Liberum and counterpart Stifel both also note the risk of increasing competition from rivals such as Amazon or German pet pureplay Zooplus, which has opened a local fulfilment centre in Birmingham.
A more optimistic note from broker Numis, however, describes the retailer’s new price position as “significant” and “enabling the business to get back on the front foot”, despite its near-term challenges.
Numis analyst Andy Wade says: “We believe the scale, quality and visibility of Pets at Home’s long-term growth opportunity should support a higher valuation.” He predicts the group will return to pre-tax profit growth in 2019 as its services division continues to build contribution.

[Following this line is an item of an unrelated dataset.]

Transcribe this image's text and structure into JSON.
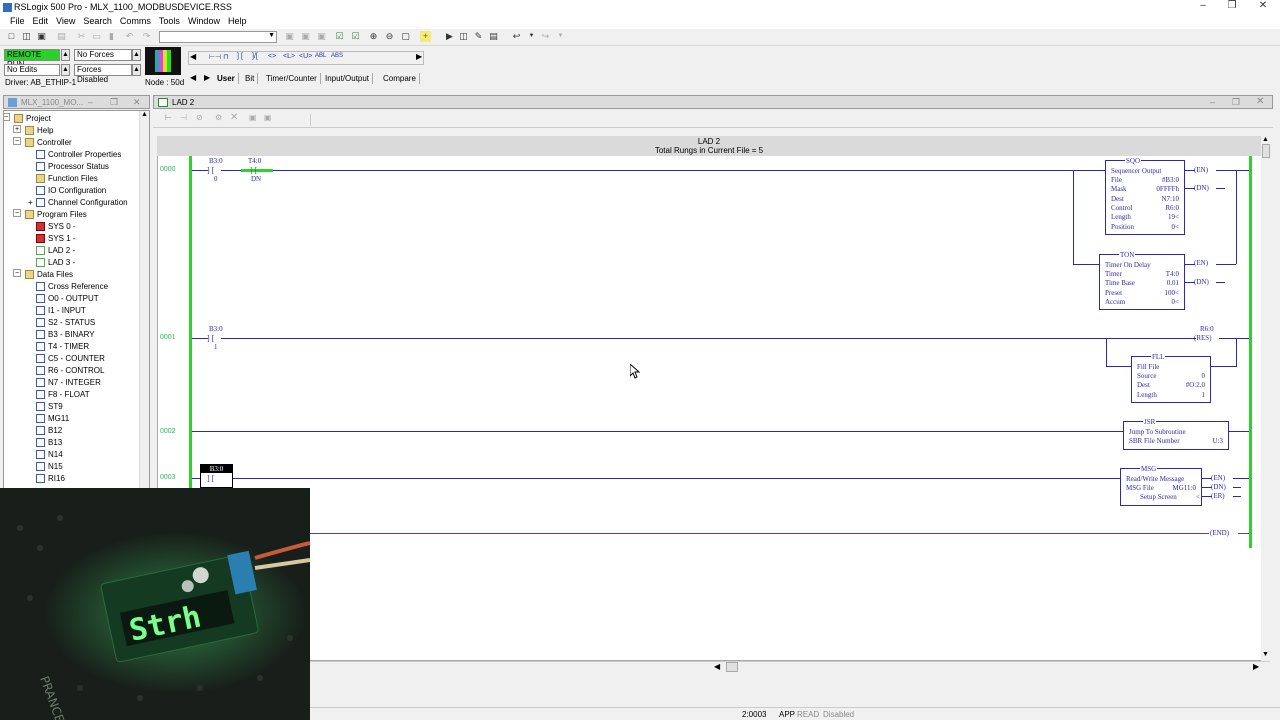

However, there are a few more bumps left to navigate and, according to Wade, the impact on the retailer’s margin, as well as a slower rate of planned superstore openings, will impact next year’s numbers.
But Kellett is resolute.
“We’re focused on getting our strategy right and doing what we believe is right. We have total confidence that this is the right path for success and it will give us a strong platform for sustainable future growth,” he thunders.
“Once we demonstrate a return to profitable growth the market will react favourably. We have total confidence, but, of course, the proof is in the pudding,” he concludes.
So although the City is yet to be seduced, Pets at Home may not have its tail between its legs for much longer.